Born and raised in Alice Springs in the Northern Territory, Patricia (Pat) Turner ‘s long association with Canberra began with a temporary position with the Public Service Board, leading to the Social Policy Branch of the Department of Aboriginal Affairs (DAA) in 1979. Joining the Australian Public Service (APS) in Alice Springs as a switchboard operator in the Native Affairs Department , she moved to Canberra in 1978, joining the senior executive ranks of the public service in 1985, when she became Director of the DAA in Alice Springs, N.T. (1985-86). Pat then became First Assistant Secretary, Economic Development Division in the DAA, and in 1989, Deputy Secretary. She worked as Deputy Secretary in the Department of the Prime Minister and Cabinet during 1991-92, with oversight of the establishment of the Council for Aboriginal Reconciliation and with responsibility for the Office of the Status of Women among other matters.
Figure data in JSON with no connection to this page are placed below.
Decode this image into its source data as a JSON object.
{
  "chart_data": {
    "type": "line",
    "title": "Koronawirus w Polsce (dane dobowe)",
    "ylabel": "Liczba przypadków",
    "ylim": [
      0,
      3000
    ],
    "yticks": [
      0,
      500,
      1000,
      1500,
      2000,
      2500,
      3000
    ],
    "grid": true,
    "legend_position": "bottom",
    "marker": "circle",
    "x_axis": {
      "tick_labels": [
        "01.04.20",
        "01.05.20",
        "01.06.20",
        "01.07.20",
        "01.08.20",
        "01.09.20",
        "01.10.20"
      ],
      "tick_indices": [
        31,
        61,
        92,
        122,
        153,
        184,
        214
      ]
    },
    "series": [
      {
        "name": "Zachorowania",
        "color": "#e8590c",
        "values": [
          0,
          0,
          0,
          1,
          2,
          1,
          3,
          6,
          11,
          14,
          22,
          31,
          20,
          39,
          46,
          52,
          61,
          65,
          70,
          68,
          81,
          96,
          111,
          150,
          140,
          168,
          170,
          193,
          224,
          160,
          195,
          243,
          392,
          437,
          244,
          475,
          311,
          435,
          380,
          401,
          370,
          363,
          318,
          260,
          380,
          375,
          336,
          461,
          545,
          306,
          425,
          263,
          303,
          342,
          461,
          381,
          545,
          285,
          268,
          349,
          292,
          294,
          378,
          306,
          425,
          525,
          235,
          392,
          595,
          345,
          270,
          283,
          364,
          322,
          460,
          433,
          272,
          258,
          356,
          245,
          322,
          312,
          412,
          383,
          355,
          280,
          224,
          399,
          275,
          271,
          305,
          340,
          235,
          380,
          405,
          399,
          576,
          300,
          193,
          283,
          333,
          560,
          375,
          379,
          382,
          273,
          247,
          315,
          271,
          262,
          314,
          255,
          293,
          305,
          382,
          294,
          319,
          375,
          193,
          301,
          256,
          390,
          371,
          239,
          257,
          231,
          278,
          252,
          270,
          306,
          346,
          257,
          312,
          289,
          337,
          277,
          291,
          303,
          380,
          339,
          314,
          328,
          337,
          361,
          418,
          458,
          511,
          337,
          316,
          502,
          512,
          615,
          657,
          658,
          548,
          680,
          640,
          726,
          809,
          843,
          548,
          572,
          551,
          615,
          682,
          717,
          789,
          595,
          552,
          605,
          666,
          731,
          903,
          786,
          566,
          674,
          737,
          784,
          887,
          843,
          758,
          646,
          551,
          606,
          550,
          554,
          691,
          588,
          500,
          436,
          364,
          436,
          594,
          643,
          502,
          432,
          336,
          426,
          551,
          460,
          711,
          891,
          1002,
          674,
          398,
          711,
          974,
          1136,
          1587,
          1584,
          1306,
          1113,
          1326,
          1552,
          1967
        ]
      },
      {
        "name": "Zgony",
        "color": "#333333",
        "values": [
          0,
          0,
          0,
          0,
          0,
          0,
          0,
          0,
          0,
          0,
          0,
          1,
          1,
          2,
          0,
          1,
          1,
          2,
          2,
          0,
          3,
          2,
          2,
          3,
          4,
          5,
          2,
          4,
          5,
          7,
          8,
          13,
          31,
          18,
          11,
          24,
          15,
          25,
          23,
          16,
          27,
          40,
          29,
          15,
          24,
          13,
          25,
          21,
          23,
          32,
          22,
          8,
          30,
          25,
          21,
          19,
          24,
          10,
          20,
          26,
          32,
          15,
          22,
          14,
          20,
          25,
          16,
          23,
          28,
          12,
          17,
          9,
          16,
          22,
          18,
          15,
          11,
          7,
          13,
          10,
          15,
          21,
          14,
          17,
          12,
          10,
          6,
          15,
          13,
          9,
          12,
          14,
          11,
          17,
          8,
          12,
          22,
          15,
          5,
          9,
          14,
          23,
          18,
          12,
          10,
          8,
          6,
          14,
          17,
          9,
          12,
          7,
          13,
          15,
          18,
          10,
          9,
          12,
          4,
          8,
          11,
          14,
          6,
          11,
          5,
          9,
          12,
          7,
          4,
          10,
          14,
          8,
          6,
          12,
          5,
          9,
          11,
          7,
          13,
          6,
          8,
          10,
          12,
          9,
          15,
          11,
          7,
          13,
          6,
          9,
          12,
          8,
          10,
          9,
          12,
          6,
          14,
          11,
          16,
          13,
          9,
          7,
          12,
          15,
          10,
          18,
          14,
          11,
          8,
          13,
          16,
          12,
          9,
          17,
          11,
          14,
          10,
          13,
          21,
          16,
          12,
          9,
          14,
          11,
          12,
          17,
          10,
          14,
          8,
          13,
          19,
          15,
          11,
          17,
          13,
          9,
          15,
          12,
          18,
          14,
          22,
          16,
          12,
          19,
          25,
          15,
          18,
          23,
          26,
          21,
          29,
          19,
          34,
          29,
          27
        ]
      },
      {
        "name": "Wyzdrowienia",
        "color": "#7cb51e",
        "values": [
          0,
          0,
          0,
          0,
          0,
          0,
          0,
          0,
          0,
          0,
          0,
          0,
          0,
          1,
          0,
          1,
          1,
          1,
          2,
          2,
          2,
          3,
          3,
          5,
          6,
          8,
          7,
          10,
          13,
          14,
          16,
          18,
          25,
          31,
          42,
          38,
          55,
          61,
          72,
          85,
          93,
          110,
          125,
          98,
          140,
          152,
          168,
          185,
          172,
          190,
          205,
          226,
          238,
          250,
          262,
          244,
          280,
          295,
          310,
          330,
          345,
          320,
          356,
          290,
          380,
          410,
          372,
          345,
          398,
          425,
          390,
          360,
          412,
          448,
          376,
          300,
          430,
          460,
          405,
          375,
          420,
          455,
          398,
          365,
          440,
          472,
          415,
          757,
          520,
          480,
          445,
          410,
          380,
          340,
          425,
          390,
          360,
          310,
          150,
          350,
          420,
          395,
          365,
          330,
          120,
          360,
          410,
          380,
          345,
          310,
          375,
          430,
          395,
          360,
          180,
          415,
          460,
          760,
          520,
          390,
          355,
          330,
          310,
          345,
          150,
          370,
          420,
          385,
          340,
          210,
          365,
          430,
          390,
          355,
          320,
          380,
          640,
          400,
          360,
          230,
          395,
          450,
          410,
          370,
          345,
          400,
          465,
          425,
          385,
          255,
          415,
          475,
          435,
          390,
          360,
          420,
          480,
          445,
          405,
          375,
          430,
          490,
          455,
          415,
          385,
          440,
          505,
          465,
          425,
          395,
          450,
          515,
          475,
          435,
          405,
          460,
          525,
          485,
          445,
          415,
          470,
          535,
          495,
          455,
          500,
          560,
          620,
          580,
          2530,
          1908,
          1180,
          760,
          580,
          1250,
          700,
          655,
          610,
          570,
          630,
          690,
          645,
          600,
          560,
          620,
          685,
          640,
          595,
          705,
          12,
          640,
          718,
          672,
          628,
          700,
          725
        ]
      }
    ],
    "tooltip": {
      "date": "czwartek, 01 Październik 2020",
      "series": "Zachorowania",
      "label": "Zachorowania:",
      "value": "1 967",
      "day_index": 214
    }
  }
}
Between 1994 -1998, Pat was CEO of the Aboriginal and Torres Strait Islander Commission, which made her the most senior Indigenous government official in Australia. After stints in senior positions at the Department of Health and at Centrelink, Pat Turner left the APS and Canberra in 2006, returning to Alice Springs with her mother to live. There, she has continued to advocate on the behalf of indigenous people, including taking on what she described as ‘one of the best working experiences of my life’ as CEO of National Indigenous Television (2006 -2010). (Interview) Other memorable experiences include the period when she was Festival Director of the 5th Festival of Pacific Arts in Townsville, Queensland (1987 -88) and when she held the Chair of Australian Studies at Georgetown University in Washington DC (1998-99). Turner holds a Masters Degree in Public Administration from the University of Canberra where she was awarded the University prize for Development Studies.

Person
Tangney, Dorothy Margaret
(1907 – 1985)

Parliamentarian

In the Queen’s Birthday list (8 June 1968) Dorothy Tangney became the first Western Australian born woman to be appointed Dames Commander of the British Empire for services to the Western Australia Parliament. She was a senator for Western Australia in the Senate of the Australian Parliament from 1943 until she retired in 1968.

Person
Blake, Audrey
(1916 – 2006)

Political activist

Audrey and her husband Jack D. Blake were prominent members the Communist Party of Australia. Both were particularly vocal during the Liberal Party’s assault on the CPA and Jack Blake wrote numerous articles and papers on the Cold War. Audrey was the first Secretary of the Eureka Youth League when it was formed during the Second World War.